Book Review: Without a Claim

Without a Claim, by Grace Schulman is her seventh published collection of poetry. Schulman holds a PhD from New York University and is Distinguished Professor of English at Baruch College CUNY. She has taught poetry at Princeton, Columbia, and other universities. Schulman has served as Poetry Editor at the Nation, and director of the Poetry Center. Her work has also appeared in numerous journals. 

Without a Claim is the most traditional collection of poetry I read this month. Not rantings or socio-economic messages, but poetry like you read in English Literature class, almost magical. It takes the reader to a place where he or she can say, “Yes, this is what poetry is!” My first thoughts in reading were “This reminds me of Leaves of Grass.” Not necessarily in topic, but in feeling.

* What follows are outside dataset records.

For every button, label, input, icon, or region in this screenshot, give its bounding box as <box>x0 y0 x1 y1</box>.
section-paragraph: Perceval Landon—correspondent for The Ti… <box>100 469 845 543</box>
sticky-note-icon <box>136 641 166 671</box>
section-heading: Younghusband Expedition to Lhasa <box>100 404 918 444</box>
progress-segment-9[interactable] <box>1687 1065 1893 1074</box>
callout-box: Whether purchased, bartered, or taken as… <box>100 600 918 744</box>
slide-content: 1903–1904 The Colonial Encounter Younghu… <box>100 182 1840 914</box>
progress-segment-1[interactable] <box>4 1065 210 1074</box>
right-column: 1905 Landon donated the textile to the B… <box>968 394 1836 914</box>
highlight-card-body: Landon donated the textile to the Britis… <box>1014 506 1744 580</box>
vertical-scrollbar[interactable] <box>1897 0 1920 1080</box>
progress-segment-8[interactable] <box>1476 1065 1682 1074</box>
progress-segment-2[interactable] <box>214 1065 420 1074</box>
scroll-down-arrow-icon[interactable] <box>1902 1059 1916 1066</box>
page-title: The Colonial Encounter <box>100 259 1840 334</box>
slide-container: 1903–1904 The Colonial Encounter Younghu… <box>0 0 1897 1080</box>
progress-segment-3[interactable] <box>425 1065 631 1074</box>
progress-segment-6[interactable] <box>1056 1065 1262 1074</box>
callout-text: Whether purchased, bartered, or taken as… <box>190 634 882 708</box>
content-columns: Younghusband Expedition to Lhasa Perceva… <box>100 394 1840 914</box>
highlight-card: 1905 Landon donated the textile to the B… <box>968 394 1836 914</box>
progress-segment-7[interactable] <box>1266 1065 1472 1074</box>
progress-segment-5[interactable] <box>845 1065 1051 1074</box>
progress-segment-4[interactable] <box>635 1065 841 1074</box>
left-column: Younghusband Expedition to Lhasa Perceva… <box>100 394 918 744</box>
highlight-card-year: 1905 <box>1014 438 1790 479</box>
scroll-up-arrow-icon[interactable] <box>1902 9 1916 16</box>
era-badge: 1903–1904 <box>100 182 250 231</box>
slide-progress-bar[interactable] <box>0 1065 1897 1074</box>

It’s when you pick up the book with the idea of reading for half an hour and seemingly minutes later, you realize that four hours have gone by. My feeling of a Whitman influence was well grounded. Early on in the collection is the poem “Variations on a Line by Whitman.” 

“Shadow” is a poem of about Paris singer and her relationship with a black American (soldier) trumpet player. Although not mentioned in the poem, after WWI black soldiers who married French women were given the choice of staying in France or going home…alone. This could very much be that story. There is history in the collection, but it is the background to the poetry rather than the subject. 

“Love in the Afternoon” is a poem that on the surface is about butterflies, but seems to be more about poetry and its grace and subtle movements. Here the beauty of nature manifests itself as poetry. “Green River” takes us to a country cemetery and we meet to those interred. They speak to us through their stones and leave us wanting to ask the dead a question. We know what the answer will be, but we ask anyway. Perhaps the cemetery shows us that in life, as much as in death, that we all want the same thing and no matter who we are, we all connected by something as simple as a gravel path. 

Without a Claim is poetry that is enchanting and you will read it and reread it again. There seems to be something to be gained at each reread. The imagery crystal clear and enticing. This is a work that you will want to keep and read over and over again. Simply an amazing experience.